These songs are anthems for quarantine gloom.
Brooklyn's Sister. has released their debut EP, "Soft Spot."
Written, recorded, and produced entirely in quarantine, it's profoundly world-weary—like many of us have likely been feeling during the pandemic. But altogether the album is spellbindingly beautiful, studded with surprising and innovative musical touches and held together by stunning lyrics.
Sister. is a project by Hannah Pruzinsky and Ceci Sturman. Originally roommates at St. John's University in Queens, they now live together in Bed-Stuy, where they created the entirety of "Soft Spot." The band also includes guitarist James Chrisman, who assisted with production and recording via video chat.
The album's first song, "Natural Disaster," is a song about fear and climate grief and living in a world that seems fundamentally broken. In a world where we're seeing more hurricanes, wildfires, and other disasters than ever before, songs like "Natural Disaster" are necessary to help us metabolize and comprehend climate change.
"I've learned to hold my dreams in a cage / Till Mother Nature can prove they're safe," read the lyrics, a sentiment that will sound familiar to anyone trying to plan for the future against the immensity of climate change and in a world that seems increasingly fragile. For a song so full of anxiety, it's sonically transportive and serene. Delicate piano riffs, creaking synths, and dark strings add scope, making the song feel like it's cracking open by the end.
The second track, "Pretended," feels designed for live performance, meant to be played to large crowds on summer nights. It starts off soft and brooding, with lyrics about lost youth and an invasive government adding a fog of anxiety to mellow guitar fingerpicking. It's a slow burn, picking up gently as it goes on. The lyrics are cryptic—"As much as I desire to I can't escape my age I can't escape my youth / Stimuli or simulacrum we stay up late discovering my flaws / If the government wasn't down our backs would you hug me when it was ending?" they read.
There's something dark and private and personal here, some kind of complex emotion that's difficult to put into words—a combination of fear and anxiety about the wider world and a desire to hide away and pretend things are different than they are. As the song picks up, so does the mood, and you get the sense that something is changing, growing out of the darkness. An infectious, oddly hopeful reverb-drenched guitar riff adds layers of light to the stormy arrangement.
The third, "Cash Only," begins with a melancholy emo-folk guitar riff. "We pretend it's midnight and we can't sleep," they sing. The song captures the foggy feeling of being stuck inside all day, caught in a cyclical loop as the world seems to burn outside. Halfway through, it falters before erupting into a cathartic second act. Desolation and release flare up like ocean waves, breathing in and out.
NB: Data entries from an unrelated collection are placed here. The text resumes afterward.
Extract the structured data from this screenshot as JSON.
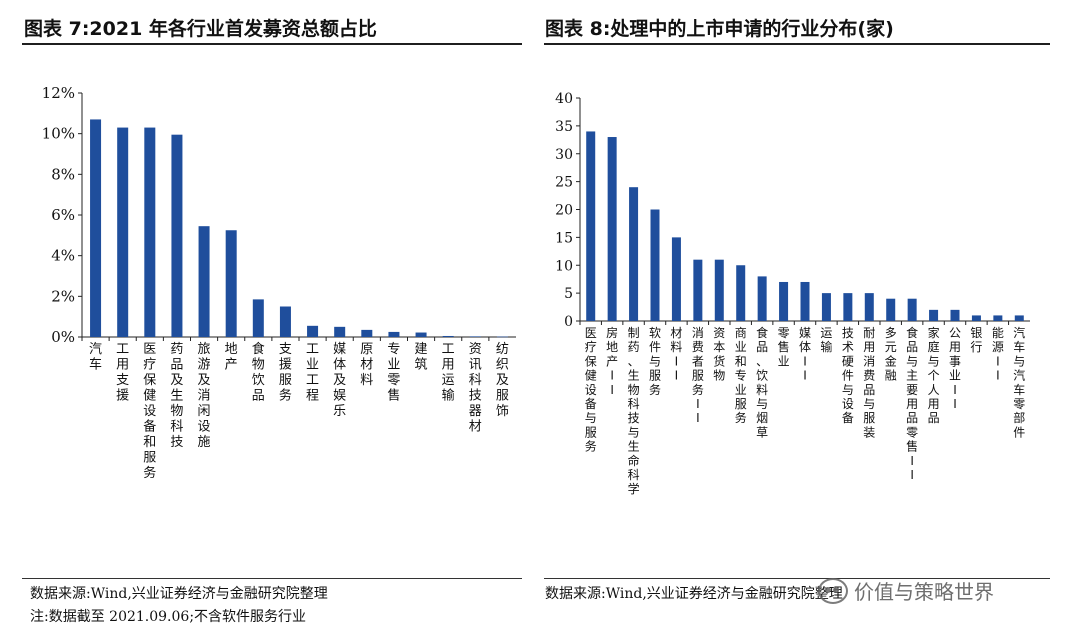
{
  "left_panel": {
    "title": "图表 7:2021 年各行业首发募资总额占比",
    "source": "数据来源:Wind,兴业证券经济与金融研究院整理",
    "note": "注:数据截至 2021.09.06;不含软件服务行业"
  },
  "right_panel": {
    "title": "图表 8:处理中的上市申请的行业分布(家)",
    "source": "数据来源:Wind,兴业证券经济与金融研究院整理"
  },
  "watermark": {
    "text": "价值与策略世界"
  },
  "colors": {
    "bar": "#1f4e9c",
    "axis": "#222222",
    "text": "#111111"
  },
  "chart_data": [
    {
      "type": "bar",
      "title": "2021 年各行业首发募资总额占比",
      "categories": [
        "汽车",
        "工用支援",
        "医疗保健设备和服务",
        "药品及生物科技",
        "旅游及消闲设施",
        "地产",
        "食物饮品",
        "支援服务",
        "工业工程",
        "媒体及娱乐",
        "原材料",
        "专业零售",
        "建筑",
        "工用运输",
        "资讯科技器材",
        "纺织及服饰"
      ],
      "values": [
        10.7,
        10.3,
        10.3,
        9.95,
        5.45,
        5.25,
        1.85,
        1.5,
        0.55,
        0.5,
        0.35,
        0.25,
        0.22,
        0.05,
        0.03,
        0.02
      ],
      "ylim": [
        0,
        12
      ],
      "yticks": [
        0,
        2,
        4,
        6,
        8,
        10,
        12
      ],
      "ytick_labels": [
        "0%",
        "2%",
        "4%",
        "6%",
        "8%",
        "10%",
        "12%"
      ],
      "xlabel": "",
      "ylabel": "",
      "grid": false
    },
    {
      "type": "bar",
      "title": "处理中的上市申请的行业分布(家)",
      "categories": [
        "医疗保健设备与服务",
        "房地产II",
        "制药、生物科技与生命科学",
        "软件与服务",
        "材料II",
        "消费者服务II",
        "资本货物",
        "商业和专业服务",
        "食品、饮料与烟草",
        "零售业",
        "媒体II",
        "运输",
        "技术硬件与设备",
        "耐用消费品与服装",
        "多元金融",
        "食品与主要用品零售II",
        "家庭与个人用品",
        "公用事业II",
        "银行",
        "能源II",
        "汽车与汽车零部件"
      ],
      "values": [
        34,
        33,
        24,
        20,
        15,
        11,
        11,
        10,
        8,
        7,
        7,
        5,
        5,
        5,
        4,
        4,
        2,
        2,
        1,
        1,
        1
      ],
      "ylim": [
        0,
        40
      ],
      "yticks": [
        0,
        5,
        10,
        15,
        20,
        25,
        30,
        35,
        40
      ],
      "ytick_labels": [
        "0",
        "5",
        "10",
        "15",
        "20",
        "25",
        "30",
        "35",
        "40"
      ],
      "xlabel": "",
      "ylabel": "",
      "grid": false
    }
  ]
}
These are songs that feel like emotions personified—confusion, grief, fear, and love all find homes among nuanced arrangements. They address unnatural topics like climate change, simulacrums, and the strange routines of quarantine, but the music ties it all together and alchemizes these unfathomable topics into something beautiful and warm.
Hannah and Ceci's voices compliment each other perfectly, resembling some sort of cross between Lucy Dacus and Nicole Dollanganger; musically, the songs are ambitious, fractured, and tumultuous. These songs mark the arrival of an immense indie folk talent.